En su tiempo habían comenzado ya las invasiones bárbaras, especialmente en la frontera con Germania. Como perteneciente a la dinastía de los Antoninos, es decir, "como romano", marchó a la frontera a encabezar personalmente el combate contra los bárbaros; a defender, pues, el perfil de su nación. Pero "como hombre", su atención empezó a dejar de estar alerta y legó esa parte distraída de su personalidad social a su hijo Cómmodo, que cuando su padre murió precisamente allí, en la frontera y entre sus soldados, en el año 180, detuvo inmediatamente la guerra y comenzó un, llamémosle al estilo posmoderno y zapaterista, “proceso de diálogo”, que condujo al establecimiento de tratados de paz que pronto los mismos bárbaros, advertidos de la entonces incipiente debilidad del Imperio, convirtieron en papel mojado. Julián Marías nos presta la conclusión: “Roma no tuvo la capacidad de imaginar las fronteras reales de la sociedad que constituía, y ésa es la razón fundamental de la crisis y la caída del Imperio romano (Análogamente, son muchos los que no saben que la sociedad en que vivimos se llama Occidente, o no saben imaginarlo)”.

Cuando uno se desentiende de sus fronteras, llega a tener la impresión de que es que no hay fronteras, de que los límites son cárceles que nos inventamos, de que no pertenecemos a ninguna nación ni a ninguna civilización, y que, por tanto, nada nos va en el hecho de defenderlas.
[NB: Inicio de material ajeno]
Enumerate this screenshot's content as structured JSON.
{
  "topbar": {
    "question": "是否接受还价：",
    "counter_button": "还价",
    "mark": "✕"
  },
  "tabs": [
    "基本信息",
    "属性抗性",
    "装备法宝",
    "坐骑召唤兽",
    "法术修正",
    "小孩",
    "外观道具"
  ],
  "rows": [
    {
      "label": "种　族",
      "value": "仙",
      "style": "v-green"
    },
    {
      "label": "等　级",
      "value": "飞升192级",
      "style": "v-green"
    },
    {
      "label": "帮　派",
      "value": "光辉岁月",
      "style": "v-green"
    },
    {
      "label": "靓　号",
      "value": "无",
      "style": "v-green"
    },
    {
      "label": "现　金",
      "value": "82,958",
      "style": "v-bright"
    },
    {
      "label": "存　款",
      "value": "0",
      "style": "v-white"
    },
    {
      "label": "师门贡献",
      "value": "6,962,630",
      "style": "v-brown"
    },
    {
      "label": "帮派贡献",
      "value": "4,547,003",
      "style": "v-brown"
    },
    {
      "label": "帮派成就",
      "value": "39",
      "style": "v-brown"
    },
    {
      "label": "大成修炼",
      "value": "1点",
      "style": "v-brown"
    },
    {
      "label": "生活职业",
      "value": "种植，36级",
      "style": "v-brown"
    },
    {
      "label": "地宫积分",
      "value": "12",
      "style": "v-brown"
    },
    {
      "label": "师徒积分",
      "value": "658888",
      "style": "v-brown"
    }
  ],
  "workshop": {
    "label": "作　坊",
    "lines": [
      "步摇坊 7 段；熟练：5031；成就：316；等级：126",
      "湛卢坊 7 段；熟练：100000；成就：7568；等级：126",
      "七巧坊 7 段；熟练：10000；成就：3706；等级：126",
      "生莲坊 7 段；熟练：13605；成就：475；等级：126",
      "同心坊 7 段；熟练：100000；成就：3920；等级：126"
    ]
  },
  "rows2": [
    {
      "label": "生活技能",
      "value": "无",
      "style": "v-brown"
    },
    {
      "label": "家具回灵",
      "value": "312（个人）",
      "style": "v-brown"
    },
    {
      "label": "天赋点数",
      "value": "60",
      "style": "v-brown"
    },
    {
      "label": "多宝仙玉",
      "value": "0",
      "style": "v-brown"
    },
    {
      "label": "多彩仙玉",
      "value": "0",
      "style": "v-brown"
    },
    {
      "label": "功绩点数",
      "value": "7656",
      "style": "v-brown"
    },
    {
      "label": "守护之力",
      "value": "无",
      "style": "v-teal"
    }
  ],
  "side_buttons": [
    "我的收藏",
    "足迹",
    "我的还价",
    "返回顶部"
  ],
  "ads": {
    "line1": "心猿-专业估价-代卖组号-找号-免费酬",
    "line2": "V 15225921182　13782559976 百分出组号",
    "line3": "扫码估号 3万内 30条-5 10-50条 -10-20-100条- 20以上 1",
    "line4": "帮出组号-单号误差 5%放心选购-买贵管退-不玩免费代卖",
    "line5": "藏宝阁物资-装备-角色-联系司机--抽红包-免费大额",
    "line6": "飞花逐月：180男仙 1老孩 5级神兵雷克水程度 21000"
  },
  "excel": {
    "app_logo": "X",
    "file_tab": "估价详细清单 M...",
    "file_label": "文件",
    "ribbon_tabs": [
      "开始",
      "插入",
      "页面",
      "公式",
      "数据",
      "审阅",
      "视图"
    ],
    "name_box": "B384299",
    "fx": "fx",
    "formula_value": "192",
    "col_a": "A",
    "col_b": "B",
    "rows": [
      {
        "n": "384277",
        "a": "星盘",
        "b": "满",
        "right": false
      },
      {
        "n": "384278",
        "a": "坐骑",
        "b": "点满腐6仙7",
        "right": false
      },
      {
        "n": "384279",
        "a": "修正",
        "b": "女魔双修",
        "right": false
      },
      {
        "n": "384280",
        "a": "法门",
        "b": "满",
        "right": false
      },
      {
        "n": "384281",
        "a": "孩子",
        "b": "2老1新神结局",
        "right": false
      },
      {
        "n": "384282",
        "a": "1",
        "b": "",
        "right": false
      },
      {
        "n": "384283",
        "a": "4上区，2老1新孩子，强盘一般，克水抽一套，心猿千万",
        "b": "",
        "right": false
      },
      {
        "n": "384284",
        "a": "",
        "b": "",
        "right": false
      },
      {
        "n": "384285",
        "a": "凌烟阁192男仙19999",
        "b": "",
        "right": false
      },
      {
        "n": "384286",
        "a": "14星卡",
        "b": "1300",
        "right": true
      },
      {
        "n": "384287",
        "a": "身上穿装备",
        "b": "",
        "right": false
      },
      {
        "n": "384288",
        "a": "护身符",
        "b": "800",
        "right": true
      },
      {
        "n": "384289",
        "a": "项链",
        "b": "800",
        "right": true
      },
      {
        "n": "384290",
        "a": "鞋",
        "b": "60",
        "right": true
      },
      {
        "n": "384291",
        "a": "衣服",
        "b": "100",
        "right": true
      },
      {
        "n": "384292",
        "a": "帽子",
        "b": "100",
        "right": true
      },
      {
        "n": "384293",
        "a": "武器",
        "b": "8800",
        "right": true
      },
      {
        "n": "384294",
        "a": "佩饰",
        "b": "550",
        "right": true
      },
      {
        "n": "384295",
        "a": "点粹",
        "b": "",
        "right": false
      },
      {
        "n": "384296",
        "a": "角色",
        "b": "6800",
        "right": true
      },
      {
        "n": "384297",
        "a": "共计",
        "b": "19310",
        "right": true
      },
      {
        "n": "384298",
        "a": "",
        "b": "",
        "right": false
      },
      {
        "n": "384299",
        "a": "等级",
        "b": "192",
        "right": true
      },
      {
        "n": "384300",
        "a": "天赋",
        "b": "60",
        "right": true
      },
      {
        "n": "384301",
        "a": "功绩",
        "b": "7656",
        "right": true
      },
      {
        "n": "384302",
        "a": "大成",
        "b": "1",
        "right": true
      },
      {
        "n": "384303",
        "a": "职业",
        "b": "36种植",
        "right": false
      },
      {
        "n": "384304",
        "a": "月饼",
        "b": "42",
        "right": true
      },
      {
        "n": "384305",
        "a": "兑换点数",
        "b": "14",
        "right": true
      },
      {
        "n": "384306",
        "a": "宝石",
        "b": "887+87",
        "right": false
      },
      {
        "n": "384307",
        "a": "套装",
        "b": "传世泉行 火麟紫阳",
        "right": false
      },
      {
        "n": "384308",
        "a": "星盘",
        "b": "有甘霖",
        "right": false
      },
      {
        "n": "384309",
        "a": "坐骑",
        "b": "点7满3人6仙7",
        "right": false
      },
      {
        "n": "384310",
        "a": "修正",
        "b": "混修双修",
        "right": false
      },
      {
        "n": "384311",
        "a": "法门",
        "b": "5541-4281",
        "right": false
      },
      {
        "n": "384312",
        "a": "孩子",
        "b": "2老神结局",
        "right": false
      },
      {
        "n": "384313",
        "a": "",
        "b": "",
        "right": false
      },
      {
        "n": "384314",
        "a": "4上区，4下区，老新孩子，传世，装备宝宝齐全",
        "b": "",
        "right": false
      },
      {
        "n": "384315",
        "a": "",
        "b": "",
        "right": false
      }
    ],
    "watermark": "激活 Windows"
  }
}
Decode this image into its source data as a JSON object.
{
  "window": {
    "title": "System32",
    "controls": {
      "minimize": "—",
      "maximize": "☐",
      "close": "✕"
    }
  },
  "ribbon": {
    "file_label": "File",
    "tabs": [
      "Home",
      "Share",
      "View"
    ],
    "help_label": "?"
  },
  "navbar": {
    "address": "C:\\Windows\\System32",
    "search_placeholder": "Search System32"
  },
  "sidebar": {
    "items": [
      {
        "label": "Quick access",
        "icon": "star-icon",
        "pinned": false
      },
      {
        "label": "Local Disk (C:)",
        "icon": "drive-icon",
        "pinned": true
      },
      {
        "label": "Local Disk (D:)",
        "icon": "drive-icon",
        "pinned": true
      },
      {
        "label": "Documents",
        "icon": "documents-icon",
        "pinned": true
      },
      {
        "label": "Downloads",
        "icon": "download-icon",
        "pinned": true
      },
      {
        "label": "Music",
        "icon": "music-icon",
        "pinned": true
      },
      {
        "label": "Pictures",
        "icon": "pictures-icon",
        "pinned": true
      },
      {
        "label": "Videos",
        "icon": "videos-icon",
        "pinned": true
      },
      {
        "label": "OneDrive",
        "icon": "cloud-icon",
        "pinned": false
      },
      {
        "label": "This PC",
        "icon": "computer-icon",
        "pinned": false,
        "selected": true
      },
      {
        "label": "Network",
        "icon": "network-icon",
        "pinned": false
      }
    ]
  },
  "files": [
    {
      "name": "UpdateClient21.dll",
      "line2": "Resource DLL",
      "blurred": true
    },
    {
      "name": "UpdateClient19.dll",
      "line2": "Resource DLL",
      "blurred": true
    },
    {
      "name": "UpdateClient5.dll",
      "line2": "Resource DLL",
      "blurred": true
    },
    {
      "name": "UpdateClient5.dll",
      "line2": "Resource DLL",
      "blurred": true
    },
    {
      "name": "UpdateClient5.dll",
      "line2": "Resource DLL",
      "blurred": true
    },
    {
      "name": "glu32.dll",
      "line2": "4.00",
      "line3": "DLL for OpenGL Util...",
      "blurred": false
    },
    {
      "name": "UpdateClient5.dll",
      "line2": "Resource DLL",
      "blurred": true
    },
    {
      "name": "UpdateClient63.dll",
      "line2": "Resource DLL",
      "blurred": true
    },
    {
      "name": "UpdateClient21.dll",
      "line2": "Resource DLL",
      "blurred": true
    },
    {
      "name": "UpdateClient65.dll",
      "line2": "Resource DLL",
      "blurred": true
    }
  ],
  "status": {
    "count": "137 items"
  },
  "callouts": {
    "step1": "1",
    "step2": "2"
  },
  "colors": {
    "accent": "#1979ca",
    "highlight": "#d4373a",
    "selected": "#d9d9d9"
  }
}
Mientras creamos, como los adolescentes, que todo es posible (que todo da igual), que no tenemos más fronteras que el infinito, la personalidad se nos irá diluyendo entre ensoñaciones improductivas, modos de distracción que en las naciones y las civilizaciones concluyen en ese clímax de perplejidad que se produce al reparar en que ya está aquí “Atila ante portas”.